The 17-year-old Argentine – a fluent Welsh speaker – is on a term-long visit to the Carmarthenshire independent school as a beneficiary of the annual Tom Gravell Patagonia Scholarship.
And thanks to the generous support of the Llandovery College Parents Association and Llandovery Rotary Club – and the organisational skills of former college master Glyn Evans, young Glyn Gareth was invited to Cardiff to see the Blues play Connacht at the Arms Park.
Glyn Gareth then got to see Wales take on Scotland in the Six Nations at the Millennium Stadium.
The Blues’ media manager, Gwydion Griffiths, accompanied him to see the Blues beat the Irish region, and one of Wales’ coaches, Robin McBryde saw to it that Glyn Gareth enjoyed a great day out at the national stadium.

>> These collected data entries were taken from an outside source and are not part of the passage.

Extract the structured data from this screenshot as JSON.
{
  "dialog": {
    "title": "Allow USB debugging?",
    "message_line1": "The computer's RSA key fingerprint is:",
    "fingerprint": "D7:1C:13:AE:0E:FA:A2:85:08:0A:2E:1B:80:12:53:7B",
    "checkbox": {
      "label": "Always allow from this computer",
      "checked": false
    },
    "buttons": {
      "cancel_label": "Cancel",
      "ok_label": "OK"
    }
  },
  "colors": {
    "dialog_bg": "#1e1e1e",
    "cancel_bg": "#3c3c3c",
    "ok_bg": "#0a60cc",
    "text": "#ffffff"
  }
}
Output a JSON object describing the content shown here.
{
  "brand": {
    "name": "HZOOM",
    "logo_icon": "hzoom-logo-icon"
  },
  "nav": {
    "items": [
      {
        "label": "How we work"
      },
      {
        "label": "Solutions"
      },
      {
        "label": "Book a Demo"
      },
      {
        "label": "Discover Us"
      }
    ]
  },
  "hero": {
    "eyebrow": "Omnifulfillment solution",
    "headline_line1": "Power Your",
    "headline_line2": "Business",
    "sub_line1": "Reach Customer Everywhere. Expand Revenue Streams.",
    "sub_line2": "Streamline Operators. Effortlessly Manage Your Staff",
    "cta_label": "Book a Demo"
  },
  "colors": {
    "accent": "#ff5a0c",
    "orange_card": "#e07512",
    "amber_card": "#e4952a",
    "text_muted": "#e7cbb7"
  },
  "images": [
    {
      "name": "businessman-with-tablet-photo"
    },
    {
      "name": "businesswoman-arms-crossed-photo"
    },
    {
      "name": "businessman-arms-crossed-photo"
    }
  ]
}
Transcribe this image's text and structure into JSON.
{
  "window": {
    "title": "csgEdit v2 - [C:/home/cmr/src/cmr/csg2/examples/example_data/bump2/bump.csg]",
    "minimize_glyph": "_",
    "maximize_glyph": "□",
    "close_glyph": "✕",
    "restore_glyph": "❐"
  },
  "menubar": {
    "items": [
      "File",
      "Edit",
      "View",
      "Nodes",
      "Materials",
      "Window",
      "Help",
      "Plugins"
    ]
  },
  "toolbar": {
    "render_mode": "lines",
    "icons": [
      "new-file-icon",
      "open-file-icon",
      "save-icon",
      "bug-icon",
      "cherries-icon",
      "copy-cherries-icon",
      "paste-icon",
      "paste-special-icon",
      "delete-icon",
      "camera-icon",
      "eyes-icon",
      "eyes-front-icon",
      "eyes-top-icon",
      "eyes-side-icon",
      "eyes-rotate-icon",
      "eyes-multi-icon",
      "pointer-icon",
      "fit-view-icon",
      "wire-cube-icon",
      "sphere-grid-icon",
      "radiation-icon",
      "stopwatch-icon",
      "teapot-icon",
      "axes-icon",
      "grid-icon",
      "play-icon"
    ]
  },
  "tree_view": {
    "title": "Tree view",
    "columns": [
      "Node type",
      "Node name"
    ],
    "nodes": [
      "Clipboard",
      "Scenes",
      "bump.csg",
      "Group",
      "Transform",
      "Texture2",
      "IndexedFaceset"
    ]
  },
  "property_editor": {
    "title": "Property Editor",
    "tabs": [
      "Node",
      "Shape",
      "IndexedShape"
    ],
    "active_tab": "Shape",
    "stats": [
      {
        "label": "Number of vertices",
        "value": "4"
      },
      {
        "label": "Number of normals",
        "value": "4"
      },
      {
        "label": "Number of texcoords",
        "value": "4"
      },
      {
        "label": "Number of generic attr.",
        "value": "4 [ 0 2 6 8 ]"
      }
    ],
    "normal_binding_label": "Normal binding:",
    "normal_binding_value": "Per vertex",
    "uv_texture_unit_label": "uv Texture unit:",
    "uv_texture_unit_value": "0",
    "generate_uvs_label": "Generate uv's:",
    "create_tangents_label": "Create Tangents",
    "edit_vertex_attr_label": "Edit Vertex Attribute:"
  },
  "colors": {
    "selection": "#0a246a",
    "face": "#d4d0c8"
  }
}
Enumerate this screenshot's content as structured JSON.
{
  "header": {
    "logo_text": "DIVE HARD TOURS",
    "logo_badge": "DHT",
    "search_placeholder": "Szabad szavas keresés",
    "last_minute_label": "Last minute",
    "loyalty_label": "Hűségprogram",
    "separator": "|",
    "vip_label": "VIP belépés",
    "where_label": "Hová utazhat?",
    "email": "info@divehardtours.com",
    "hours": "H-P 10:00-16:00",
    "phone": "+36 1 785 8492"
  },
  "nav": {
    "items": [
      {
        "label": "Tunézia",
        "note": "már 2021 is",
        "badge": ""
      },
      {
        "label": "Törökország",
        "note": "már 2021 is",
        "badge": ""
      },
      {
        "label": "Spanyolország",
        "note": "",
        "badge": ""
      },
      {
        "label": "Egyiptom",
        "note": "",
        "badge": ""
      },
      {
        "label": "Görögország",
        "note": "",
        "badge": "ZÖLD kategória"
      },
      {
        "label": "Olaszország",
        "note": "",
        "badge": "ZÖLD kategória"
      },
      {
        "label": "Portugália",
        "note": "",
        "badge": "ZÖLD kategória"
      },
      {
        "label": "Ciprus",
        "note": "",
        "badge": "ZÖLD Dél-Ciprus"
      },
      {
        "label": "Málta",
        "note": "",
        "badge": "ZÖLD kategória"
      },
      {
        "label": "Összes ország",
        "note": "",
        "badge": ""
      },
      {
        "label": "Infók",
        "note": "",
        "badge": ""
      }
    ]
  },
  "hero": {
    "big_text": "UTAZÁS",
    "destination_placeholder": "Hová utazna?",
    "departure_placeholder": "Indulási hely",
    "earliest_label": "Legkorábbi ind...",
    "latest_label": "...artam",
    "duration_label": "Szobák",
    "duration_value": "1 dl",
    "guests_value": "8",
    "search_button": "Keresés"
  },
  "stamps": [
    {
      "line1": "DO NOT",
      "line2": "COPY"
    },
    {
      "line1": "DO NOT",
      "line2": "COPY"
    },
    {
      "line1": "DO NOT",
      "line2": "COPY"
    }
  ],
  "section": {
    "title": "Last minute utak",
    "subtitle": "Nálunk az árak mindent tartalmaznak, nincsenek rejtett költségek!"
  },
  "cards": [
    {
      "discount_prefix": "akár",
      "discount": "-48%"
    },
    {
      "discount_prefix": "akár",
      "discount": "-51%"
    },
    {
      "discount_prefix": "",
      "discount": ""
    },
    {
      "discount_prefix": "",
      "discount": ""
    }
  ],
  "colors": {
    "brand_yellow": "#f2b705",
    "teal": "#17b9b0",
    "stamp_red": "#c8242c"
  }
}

Not only did the young rugby-playing Patagonian have the thrill of watching Wales beat Scotland 27-13 in a fine free-flowing game, but he also got to meet some of Wales’s greatest former players in Gareth Edwards and Gareth Davies.
Coach McBryde had been warmly welcomed by the youngster’s family during the Welsh team’s tour of Patagonia back in 2006, and the former Scarlets and national team hooker was delighted to be able to reciprocate the hospitality back in Wales.
At McBryde’s personal invitation, Glyn Gareth attended a Welsh team run out, where he met some of the current Wales stars, including Old Llandoverian George North.
To round off a very hectic week, Glyn Gareth then rushed up to Aberystwyth for a meeting of the Wales- Patagonian Society before arriving back in Llandovery on Sunday night ready for the second half of the Easter term.
“It was a whole week of excitement and an unforgettable experience “ said Glyn Gareth.
“And I am so grateful and proud of my Welsh heritage.”
“I’d like to say a big thankyou to all the people attached to the college who made the week go so smoothly – Diolch o galon i chi gyd am eich cyfeillgarwch a chefnogaeth.”